Un problème électronique empêcherait les satellites relais  de recevoir les données sur la météo de Mars recueillis par Insight.
Les capteurs météorologiques à bord de l'atterrisseur martien InSight  ont cessé de fournir des données le dimanche 16 août 2020, en raison d'un problème affectant l'électronique sur des éléments chargés transmettre ces informations. Les ingénieurs du Jet Propulsion Laboratory  s'efforcent de comprendre la cause du problème.


Appelés APSS (Auxiliary Payload Sensor Suite), les capteurs collectent des données sur la vitesse et la direction du vent, la température et la pression de l'air et les champs magnétiques.
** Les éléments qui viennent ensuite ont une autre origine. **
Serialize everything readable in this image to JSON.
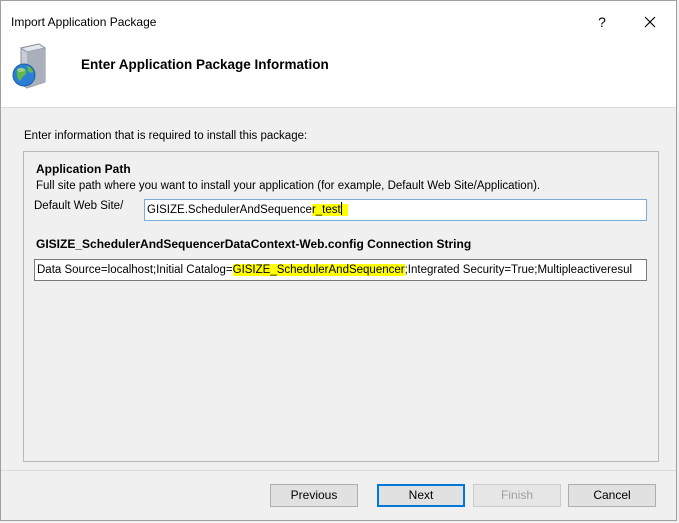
{
  "window": {
    "title": "Import Application Package",
    "help_glyph": "?"
  },
  "header": {
    "title": "Enter Application Package Information",
    "icon": "package-globe-icon"
  },
  "instruction": "Enter information that is required to install this package:",
  "app_path": {
    "section_title": "Application Path",
    "description": "Full site path where you want to install your application (for example, Default Web Site/Application).",
    "label": "Default Web Site/",
    "value_main": "GISIZE.SchedulerAndSequence",
    "value_highlight": "r_test"
  },
  "connection": {
    "section_title": "GISIZE_SchedulerAndSequencerDataContext-Web.config Connection String",
    "value_before": "Data Source=localhost;Initial Catalog=",
    "value_highlight": "GISIZE_SchedulerAndSequencer",
    "value_after": ";Integrated Security=True;Multipleactiveresul"
  },
  "buttons": {
    "previous": "Previous",
    "next": "Next",
    "finish": "Finish",
    "cancel": "Cancel"
  },
  "colors": {
    "highlight": "#ffff00",
    "focus_border": "#0078d7"
  }
}
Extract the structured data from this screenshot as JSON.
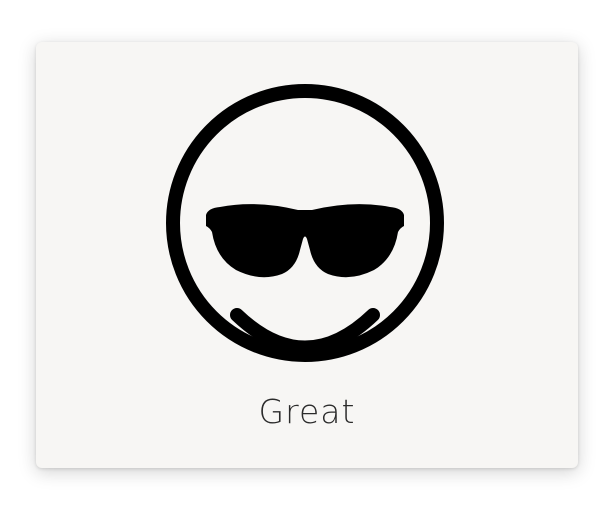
{
  "option": {
    "label": "Great",
    "icon": "sunglasses-smiley-icon"
  },
  "colors": {
    "card_background": "#f7f6f4",
    "icon": "#000000",
    "label": "#2b2b2b"
  }
}
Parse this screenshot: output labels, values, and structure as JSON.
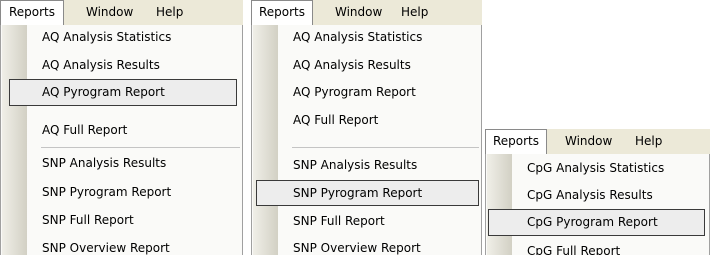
{
  "menubar": {
    "reports": "Reports",
    "window": "Window",
    "help": "Help"
  },
  "panel1": {
    "items": [
      "AQ Analysis Statistics",
      "AQ Analysis Results",
      "AQ Pyrogram Report",
      "AQ Full Report",
      "SNP Analysis Results",
      "SNP Pyrogram Report",
      "SNP Full Report",
      "SNP Overview Report"
    ],
    "highlighted": "AQ Pyrogram Report"
  },
  "panel2": {
    "items": [
      "AQ Analysis Statistics",
      "AQ Analysis Results",
      "AQ Pyrogram Report",
      "AQ Full Report",
      "SNP Analysis Results",
      "SNP Pyrogram Report",
      "SNP Full Report",
      "SNP Overview Report"
    ],
    "highlighted": "SNP Pyrogram Report"
  },
  "panel3": {
    "items": [
      "CpG Analysis Statistics",
      "CpG Analysis Results",
      "CpG Pyrogram Report",
      "CpG Full Report"
    ],
    "highlighted": "CpG Pyrogram Report"
  }
}
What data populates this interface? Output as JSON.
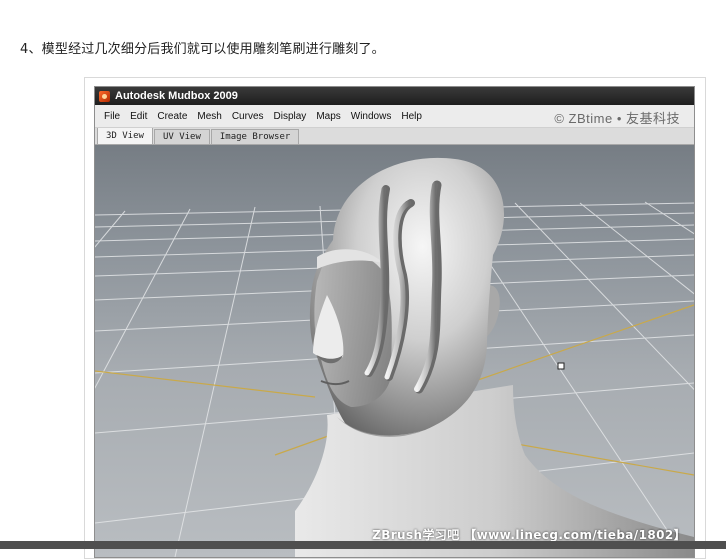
{
  "caption": "4、模型经过几次细分后我们就可以使用雕刻笔刷进行雕刻了。",
  "window": {
    "title": "Autodesk Mudbox 2009"
  },
  "menu": {
    "items": [
      "File",
      "Edit",
      "Create",
      "Mesh",
      "Curves",
      "Display",
      "Maps",
      "Windows",
      "Help"
    ]
  },
  "watermark_top": "© ZBtime • 友基科技",
  "tabs": [
    {
      "label": "3D View",
      "active": true
    },
    {
      "label": "UV View",
      "active": false
    },
    {
      "label": "Image Browser",
      "active": false
    }
  ],
  "watermark_bottom": "ZBrush学习吧 【www.linecg.com/tieba/1802】",
  "colors": {
    "viewport_top": "#767d84",
    "viewport_bottom": "#b9bdc1",
    "grid_line": "#e4e6e8",
    "axis_line": "#c9a94a"
  }
}
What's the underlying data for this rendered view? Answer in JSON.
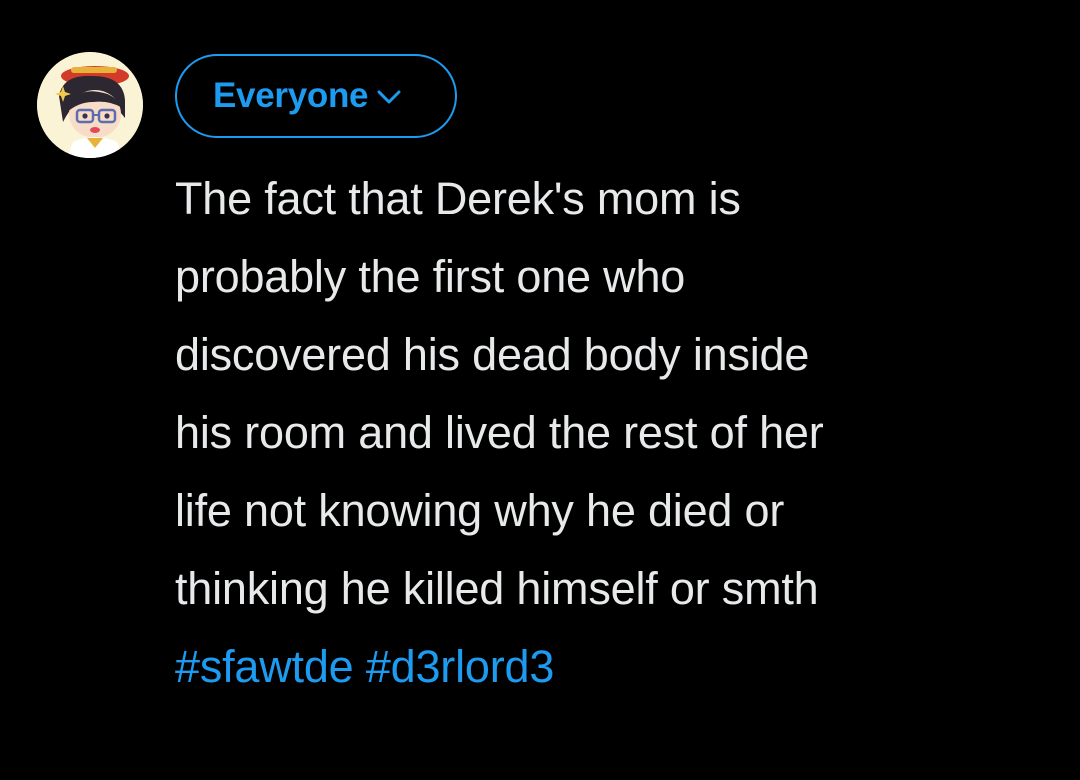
{
  "composer": {
    "audience": {
      "label": "Everyone"
    },
    "post": {
      "lines": [
        "The fact that Derek's mom is",
        "probably the first one who",
        "discovered his dead body inside",
        "his room and lived the rest of her",
        "life not knowing why he died or",
        "thinking he killed himself or smth"
      ],
      "hashtags": [
        "#sfawtde",
        "#d3rlord3"
      ]
    }
  },
  "colors": {
    "background": "#000000",
    "text": "#e7e9ea",
    "accent": "#1d9bf0"
  },
  "icons": {
    "audience_chevron": "chevron-down-icon",
    "avatar": "user-avatar"
  }
}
Tout au long de chaque jour martien, l'ordinateur principal d'InSight récupère les données stockées dans l'ordinateur de contrôle de l'APSS pour une transmission ultérieure à un vaisseau spatial en orbite, qui transmet les données à la Terre.


APSS est en mode sans échec et il est peu probable qu'il soit réinitialisé avant la fin du mois pendant que les membres de l'équipe de mission travaillent à un diagnostic. Les ingénieurs de JPL sont optimistes sur le fait que la réinitialisation de l'ordinateur de contrôle peut résoudre le problème, mais doivent enquêter davantage sur la situation avant d'effectuer cette opération.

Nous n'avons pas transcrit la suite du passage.